Peneliti Setara Institute, Ismail Hasani mengungkapkan, gerakan intoleran pada tempat ibadah tidak dapat dilepaskkan dari isu politik. Tujuannya, kata dia, untuk menonjolkan peran politik sekelompok orang.
Menurut Ismail, isu intoleransi menjadi materi paling mudah ditungggangi kepentingan politik. Isu ini dianggap paling cepat untuk memeroleh tujuan politik.
Sebab, kondisi iklim antar umat beragama di Indonesia sendiri juga masih labil. Dari data Setara, kekerasan terhadap agama sering terjadi menjelang pemilihan kepala daerah.

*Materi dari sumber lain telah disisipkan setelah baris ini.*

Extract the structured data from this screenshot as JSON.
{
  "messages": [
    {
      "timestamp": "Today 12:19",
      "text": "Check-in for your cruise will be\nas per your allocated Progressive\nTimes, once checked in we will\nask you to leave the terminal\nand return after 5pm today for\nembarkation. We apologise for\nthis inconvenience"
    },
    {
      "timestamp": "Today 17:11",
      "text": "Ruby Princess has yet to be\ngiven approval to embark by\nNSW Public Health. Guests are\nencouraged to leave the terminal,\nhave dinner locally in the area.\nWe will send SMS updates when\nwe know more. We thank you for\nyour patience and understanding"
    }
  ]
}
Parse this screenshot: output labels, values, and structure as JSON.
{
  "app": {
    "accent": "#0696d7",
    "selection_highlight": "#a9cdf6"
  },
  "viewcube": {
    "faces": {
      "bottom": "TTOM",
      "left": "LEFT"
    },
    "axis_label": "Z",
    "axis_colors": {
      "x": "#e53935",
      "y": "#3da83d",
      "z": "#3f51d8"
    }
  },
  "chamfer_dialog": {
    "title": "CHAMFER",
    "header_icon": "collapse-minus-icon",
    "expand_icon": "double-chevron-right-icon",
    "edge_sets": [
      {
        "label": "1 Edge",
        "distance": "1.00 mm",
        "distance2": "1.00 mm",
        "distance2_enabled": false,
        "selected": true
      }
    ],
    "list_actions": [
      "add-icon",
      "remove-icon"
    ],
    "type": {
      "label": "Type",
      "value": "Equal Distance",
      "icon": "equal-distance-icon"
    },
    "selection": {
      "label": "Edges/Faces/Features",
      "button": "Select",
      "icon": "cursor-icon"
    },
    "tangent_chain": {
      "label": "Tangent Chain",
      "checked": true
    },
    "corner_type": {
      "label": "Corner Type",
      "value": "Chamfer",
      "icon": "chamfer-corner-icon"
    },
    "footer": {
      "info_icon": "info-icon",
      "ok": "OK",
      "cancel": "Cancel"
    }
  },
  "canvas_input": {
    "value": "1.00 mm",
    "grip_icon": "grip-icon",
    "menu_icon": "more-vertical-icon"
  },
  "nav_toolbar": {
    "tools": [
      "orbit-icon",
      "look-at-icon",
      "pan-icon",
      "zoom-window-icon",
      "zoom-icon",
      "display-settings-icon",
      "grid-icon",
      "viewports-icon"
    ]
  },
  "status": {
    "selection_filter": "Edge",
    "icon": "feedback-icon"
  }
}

"Ini yang mestinya disadari. Potensi kekerasan agama kerap terulang, tapi tak ada upaya untuk membenahinya," kata Ismail di Jakarta, Jum'at (15/2).
Ia menambahkan, pemerintah terkesan melakukan pembiaran pada ketegangan antar-umat beragama, bahkan seperti sengaja tidak dituntaskan. Sebab, ada kecenderungan konflik seperti ini dijadikan sumber ketegangan lagi. Artinya, banyak kelompok yang memanfaatkan kondisi tidak sehat ini.
Sementara itu, Rumadi Ahmad,peneliti The Wahid Institute mendesak agar pelaku tindakan teror mendapat sanksi tegas. Aksi teror di tempat-tempat ibadah dianggapnya sebagai aksi untuk memecahbelah kerukunan antar umat beragama.
Bahkan, aksi tersebut dianggap untuk memunculkan kerusuhan sosial yang besar dalam masyarakat. "Kekerasan beragama merupakan persoalan serius di Indonesia," kata dia.